16. Las megaiglesias constituyen un formato de organización eclesial al interior del espacio pentecostal de notorio crecimiento mundial en las últimas décadas. Con una feligresía superior a los veinte mil miembros, dichos espacios religiosos se estructuran en torno a la figura de un pastor central y su esposa, y se caracterizan por su organización celular, donde se articulan diferentes estratos de liderazgo. En la Argentina se destacan la megaiglesia Rey de Reyes del pastor Claudio Freidzon, que ha sido estudiada en profundidad por Algranti (2010), Catedral de la Fe de Osvaldo Carnival y Centro Cristiano Nueva Vida del pastor Guillermo Prein.

17. A diferencia del brazo político de la Misión Carismática Nacional y el C4, MIRA ha rechazado las alianzas con otras iglesias y partidos políticos, prefiriendo una performance electoral que afirmara su identidad y su carácter independiente. Su intervención en el escenario político colombiano data de 2000, y desde entonces ha conseguido la elección sucesiva de su pastor Carlos Alberto Baena López como concejal de Bogotá, y la elección en 2000 y 2006 de Alexandra Moreno Piraquive (hija de la pastora central de la Iglesia de Dios) como senadora de la República.

18. Como antecedentes de esta incursión se cuentan la formación del Frente Evangélico en 1980 y la Asociación Movimiento de Acción Renovadora en 1985, ambos movimientos políticos de orientación confesional (compuestos mayoritariamente por bautistas y pentecostales) que pretendían obtener candidatos propios en las elecciones generales, a los fines de brindar soluciones concretas ante la crisis que se cernía sobre la realidad peruana (Arroyo y Paredes, 1991; López Rodríguez, 2004: 18).

19. En su evaluación sobre la gestión parlamentaria evangélica, López Rodríguez (2004) subraya que en ningún momento los evangélicos electos formaron parte de una “bancada”, es decir, de un grupo político organizado, debido a su inexperiencia en lo que concierne a la gestión pública y a sus posteriores divisiones.

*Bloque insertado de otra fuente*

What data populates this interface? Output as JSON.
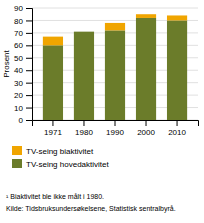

El autor incluso matiza los argumentos provenientes del periodismo y de ciertos estudios que les adjudican a los evangélicos un rol decisivo en lo que se refiere a las sucesivas elecciones ganadas por el ingeniero Fujimori. Sin embargo, el peso del imaginario que asoció el éxito de Cambio 90 con la inserción masiva de evangélicos funcionó como eje motivador de experiencias políticas secundarias, como la formación de los partidos evangélicos Unión Renovadora del Perú, Musoq Pacha (“tierra nueva”), Presencia Cristiana, Coordinadora Nacional Evangélica y Movimiento de Restauración Nacional. Para López Rodríguez (66), el fracaso de estas experiencias radicó en su organización coyuntural, en su propósito de captar exclusivamente el apoyo de la comunidad de referencia “sin entender que el juego político exige tener horizontes de relaciones más amplios”, y en su presunción del voto evangélico como un “voto cautivo”.